A noite caiu. O resto do pessoal foi embora, deixando McAvoy e Davis em sua missão particular. Fazia quatro anos que McAvoy não ficava fora da cela depois do anoitecer. A empolgação tomou conta dele. A meia-noite veio e passou, e ele voava.
Mas, por volta das duas da madrugada, algo aconteceu. McAvoy começou a mostrar sinais de que queria muito se deitar. Davis desceu da bicicleta e se agachou ao lado dele.
Realmente, quando a aurora chegou McAvoy ganhou novo fôlego. Conforme outros presos acordavam, correu na penitenciária o boato de que McAvoy ainda estava na máquina, e à frente da velocidade do recorde mundial.
No fim da manhã, o recorde estava à vista. Às duas da tarde McAvoy o bateu. Mas Davis continuava incentivando.

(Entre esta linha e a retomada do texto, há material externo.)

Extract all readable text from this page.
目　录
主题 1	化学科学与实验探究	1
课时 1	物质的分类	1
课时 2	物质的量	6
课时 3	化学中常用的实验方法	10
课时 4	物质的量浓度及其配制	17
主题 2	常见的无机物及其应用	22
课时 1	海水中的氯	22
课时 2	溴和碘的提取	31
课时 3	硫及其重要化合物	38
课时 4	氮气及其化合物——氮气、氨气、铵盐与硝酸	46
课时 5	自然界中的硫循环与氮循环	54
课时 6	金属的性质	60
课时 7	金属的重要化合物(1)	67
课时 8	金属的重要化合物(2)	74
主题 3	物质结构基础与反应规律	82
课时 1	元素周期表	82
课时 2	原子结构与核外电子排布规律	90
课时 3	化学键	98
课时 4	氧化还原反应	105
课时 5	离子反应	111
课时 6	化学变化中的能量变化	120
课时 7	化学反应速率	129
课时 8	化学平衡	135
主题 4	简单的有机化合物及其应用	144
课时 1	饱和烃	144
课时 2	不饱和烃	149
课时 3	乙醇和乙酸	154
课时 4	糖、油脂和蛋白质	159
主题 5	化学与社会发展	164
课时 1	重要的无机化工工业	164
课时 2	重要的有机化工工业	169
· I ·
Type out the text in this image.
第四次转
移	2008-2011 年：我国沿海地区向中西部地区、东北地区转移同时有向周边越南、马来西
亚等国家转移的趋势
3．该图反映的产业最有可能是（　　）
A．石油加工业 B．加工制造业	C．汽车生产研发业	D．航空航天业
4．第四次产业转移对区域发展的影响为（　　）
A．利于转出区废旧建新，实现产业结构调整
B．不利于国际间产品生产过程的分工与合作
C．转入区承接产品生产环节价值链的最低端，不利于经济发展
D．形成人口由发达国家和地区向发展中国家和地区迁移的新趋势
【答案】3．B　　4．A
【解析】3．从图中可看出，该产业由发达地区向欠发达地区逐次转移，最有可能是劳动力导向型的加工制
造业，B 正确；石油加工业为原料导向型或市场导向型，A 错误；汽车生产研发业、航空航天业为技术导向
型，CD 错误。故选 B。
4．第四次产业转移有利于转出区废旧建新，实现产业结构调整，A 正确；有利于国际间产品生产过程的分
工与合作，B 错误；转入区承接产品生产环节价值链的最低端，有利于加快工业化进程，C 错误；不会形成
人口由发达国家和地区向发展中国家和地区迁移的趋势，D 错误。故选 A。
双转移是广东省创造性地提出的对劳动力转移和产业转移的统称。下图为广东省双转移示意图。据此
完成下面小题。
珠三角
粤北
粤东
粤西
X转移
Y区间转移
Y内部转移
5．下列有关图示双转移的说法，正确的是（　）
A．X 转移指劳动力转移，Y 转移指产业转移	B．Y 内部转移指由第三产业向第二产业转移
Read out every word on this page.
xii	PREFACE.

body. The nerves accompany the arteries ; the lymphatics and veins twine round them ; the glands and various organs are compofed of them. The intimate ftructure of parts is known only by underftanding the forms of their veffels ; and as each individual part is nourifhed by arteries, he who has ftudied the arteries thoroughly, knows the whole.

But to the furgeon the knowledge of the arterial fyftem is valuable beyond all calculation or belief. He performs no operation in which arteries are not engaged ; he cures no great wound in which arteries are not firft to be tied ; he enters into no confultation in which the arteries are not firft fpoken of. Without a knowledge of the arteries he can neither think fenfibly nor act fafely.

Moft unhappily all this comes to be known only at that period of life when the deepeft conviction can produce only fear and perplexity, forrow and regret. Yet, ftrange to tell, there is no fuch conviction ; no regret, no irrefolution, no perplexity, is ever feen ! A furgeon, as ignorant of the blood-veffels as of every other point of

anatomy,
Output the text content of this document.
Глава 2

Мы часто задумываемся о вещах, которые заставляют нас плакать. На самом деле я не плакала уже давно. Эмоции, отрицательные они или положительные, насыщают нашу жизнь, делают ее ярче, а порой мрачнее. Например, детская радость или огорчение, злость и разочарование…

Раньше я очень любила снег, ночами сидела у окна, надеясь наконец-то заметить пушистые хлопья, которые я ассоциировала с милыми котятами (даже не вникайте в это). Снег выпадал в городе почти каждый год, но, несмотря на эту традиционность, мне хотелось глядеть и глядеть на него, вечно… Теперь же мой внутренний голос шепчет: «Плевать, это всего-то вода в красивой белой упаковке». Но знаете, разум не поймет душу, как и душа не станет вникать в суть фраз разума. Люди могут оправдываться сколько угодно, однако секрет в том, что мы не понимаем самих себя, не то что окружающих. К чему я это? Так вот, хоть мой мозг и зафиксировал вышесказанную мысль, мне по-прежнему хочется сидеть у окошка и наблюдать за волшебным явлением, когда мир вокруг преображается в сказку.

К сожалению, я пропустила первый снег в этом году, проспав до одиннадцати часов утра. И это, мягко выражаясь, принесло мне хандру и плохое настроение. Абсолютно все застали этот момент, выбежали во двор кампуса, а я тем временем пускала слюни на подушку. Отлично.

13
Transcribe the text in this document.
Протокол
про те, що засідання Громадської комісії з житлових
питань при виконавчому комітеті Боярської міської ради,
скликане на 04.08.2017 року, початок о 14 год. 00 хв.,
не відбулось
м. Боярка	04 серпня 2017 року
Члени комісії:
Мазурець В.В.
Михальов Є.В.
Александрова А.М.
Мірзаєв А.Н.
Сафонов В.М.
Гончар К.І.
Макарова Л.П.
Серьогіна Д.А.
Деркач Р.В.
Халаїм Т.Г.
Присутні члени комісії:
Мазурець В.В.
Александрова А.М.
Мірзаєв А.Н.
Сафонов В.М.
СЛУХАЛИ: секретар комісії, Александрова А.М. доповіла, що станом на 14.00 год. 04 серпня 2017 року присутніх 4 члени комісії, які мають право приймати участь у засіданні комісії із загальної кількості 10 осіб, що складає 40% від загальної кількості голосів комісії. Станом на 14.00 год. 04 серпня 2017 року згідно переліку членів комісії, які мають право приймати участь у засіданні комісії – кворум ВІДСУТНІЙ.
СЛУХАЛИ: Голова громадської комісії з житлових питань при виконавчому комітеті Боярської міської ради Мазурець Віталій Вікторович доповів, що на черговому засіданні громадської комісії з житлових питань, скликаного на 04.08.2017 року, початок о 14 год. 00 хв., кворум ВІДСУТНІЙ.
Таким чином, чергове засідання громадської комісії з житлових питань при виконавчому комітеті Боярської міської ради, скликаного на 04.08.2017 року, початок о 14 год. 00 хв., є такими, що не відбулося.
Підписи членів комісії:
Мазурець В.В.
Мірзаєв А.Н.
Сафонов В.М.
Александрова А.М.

O novo recorde mundial oficial – 263.396 metros – foi devidamente registrado às 16h05 (em 2014, o recorde de McAvoy foi quebrado). Enquanto McAvoy descansava, encharcado e exausto, numa esteira azul ao lado da máquina de remo, Davis se voltou para ele e disse: “Você tem um dom. Não o desperdice. Pouca gente consegue se forçar e fazer o que você faz.”
Então McAvoy, as costas rígidas como gesso, voltou à cela. Os outros presos explodiram em aplausos quando ele entrou na ala. Foi a primeira vez que John McAvoy obteve respeito por algo que não envolvia apontar uma arma para alguém.
Hoje, McAvoy compete como triatleta. Ele sabe a sorte que teve por conhecer Davis, seu sensei, no outro lado da lei. “Davis é o homem que me pôs no caminho da mudança”, diz ele.
Mas, para Davis – o guarda e o homem –, a virada de McAvoy não surpreende. Afinal, Davis acredita que “não importa quanto avançamos pela estrada errada; nunca é tarde para voltar atrás”.